There are adventurous ladies, too, who occasionally create a sensation among the crowd, not at all flattering to themselves if they only knew the sentiments of those about them; and I really think it would be a capital plan to appoint some competent gentlemen to take charge by turns of the Row in the London season, and order the mounted police on duty quietly to see everybody out of it who was unable to command their horses. Matters, since the mounted constables have been put on, are not quite so bad as formerly; but there is plenty of room for improvement still, both as regards dogs, pretty horsebreakers, and tailors.

At all events, I recommend any man taking a young lady into the Park in the height of the London season "to have his eyes about him" in every direction, lest some "dashing equestrian," male or female, should come bucketing a horse in rear of his charge, and to keep a close watch also upon the latter—to see that she rides her horse all the time she is in the place, keeping him well into his bridle, which reduces to a minimum the chances of his suddenly flirting.
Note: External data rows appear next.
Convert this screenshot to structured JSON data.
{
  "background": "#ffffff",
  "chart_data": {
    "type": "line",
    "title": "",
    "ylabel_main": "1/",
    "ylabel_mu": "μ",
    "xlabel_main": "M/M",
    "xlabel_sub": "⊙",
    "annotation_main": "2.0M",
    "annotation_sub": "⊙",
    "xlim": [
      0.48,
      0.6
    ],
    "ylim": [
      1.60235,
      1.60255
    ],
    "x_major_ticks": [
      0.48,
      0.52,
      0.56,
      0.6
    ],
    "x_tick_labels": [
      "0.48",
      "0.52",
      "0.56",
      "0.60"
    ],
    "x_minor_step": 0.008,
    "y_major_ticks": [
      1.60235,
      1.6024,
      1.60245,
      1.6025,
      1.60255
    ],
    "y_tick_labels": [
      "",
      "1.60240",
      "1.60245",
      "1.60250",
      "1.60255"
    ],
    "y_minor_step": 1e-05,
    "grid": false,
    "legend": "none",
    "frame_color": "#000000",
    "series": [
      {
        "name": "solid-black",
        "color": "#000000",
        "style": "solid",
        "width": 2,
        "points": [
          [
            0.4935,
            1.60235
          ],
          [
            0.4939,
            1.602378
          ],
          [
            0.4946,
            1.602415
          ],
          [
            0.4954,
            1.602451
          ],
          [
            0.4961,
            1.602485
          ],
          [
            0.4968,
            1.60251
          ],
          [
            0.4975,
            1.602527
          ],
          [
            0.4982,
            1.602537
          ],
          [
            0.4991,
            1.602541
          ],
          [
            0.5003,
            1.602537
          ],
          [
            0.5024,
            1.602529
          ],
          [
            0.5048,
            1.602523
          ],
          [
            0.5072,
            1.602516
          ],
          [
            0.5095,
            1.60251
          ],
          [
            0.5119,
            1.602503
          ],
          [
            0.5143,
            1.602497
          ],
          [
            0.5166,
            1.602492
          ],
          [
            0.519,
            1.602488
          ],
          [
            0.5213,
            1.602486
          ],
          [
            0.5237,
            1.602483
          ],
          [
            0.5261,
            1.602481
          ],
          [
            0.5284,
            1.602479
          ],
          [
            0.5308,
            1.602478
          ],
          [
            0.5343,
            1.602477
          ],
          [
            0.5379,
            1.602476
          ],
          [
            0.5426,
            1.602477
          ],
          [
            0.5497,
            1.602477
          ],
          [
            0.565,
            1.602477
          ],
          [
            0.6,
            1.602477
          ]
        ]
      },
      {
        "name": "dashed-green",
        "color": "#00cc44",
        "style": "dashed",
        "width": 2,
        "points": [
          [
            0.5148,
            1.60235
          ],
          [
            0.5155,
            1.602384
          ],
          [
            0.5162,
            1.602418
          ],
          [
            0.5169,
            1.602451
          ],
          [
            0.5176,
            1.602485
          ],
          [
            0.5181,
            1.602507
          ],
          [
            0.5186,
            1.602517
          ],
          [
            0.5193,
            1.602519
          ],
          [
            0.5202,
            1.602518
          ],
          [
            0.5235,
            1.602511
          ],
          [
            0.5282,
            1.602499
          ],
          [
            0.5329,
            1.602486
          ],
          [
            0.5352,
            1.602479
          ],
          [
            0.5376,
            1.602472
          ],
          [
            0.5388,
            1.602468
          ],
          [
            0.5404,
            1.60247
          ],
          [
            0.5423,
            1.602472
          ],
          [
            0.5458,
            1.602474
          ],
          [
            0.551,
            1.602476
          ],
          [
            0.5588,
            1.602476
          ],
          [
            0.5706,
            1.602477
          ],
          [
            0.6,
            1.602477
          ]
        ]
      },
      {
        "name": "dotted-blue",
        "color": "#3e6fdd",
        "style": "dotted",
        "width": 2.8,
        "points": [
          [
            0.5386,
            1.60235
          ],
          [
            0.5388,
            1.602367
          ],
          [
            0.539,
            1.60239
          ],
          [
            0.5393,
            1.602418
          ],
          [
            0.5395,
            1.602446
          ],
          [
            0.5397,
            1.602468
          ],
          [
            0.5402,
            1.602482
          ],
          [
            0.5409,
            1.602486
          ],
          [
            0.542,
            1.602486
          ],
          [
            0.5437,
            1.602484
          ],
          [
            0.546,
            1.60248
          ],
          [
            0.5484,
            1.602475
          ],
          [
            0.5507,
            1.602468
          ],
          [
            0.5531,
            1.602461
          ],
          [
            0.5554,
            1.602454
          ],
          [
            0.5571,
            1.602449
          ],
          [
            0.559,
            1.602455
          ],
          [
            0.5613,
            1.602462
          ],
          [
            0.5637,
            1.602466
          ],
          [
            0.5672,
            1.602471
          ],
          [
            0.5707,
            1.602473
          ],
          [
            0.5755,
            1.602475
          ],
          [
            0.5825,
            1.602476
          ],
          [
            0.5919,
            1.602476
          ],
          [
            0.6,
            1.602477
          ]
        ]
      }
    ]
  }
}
Elsewhere I have gone at considerable length into the subject of possible accidents in the Park. It is perhaps necessary that I repeat the gist of it here, which is simply that no young lady, however accomplished a horsewoman she may be, should be allowed by her friends to ride in the Row unattended by a male companion, who is not only a thoroughly good horseman, but accustomed to ride beside a lady and anticipate anything in the shape of bad manners on the part of her horse; that the attendance of a groom, who rides at a considerable distance in rear of the lady (whatever appearance of conventional style it may give to the fair equestrian), is utterly useless to her in case of accident, nay, in more than one instance that I have known has been productive of it from the groom galloping up at a critical moment, and still further exciting the lady's horse. Finally, that no lady should ever ride a horse of high breed and courage that has been allowed to "get above himself," by remaining day after day in the stable, or having insufficient work, when exercised, to keep down exuberant freshness.

There is no danger to a thoroughly good horsewoman in riding a horse that is "light-hearted." But there is risk to everybody, man or woman, in riding one "mad fresh," ready to jump out of his skin, as the grooms say, in a crowd of other horses.

For my own part, of two evils, I would rather see a lady jammed into a lane with twenty or thirty horses, after hounds had just got away, and everybody was struggling to get out, than I would see her in the Park unattended by a gentleman, and mounted upon a well-bred horse that was very fresh. I do not by any means deprecate riding in the Row. It is a splendid piece of riding ground, and relieved to some extent, as it now is, of overcrowding by the ride on the upper side of the Park; it is a glorious place for a canter. But I repeat, let everybody who takes a horse there be able to ride him, and have eyes for his neighbours as well as himself; and especially let gentlemen who attend ladies there be always on the qui vive for the adventurous Gilpins and "pretty horsebreakers."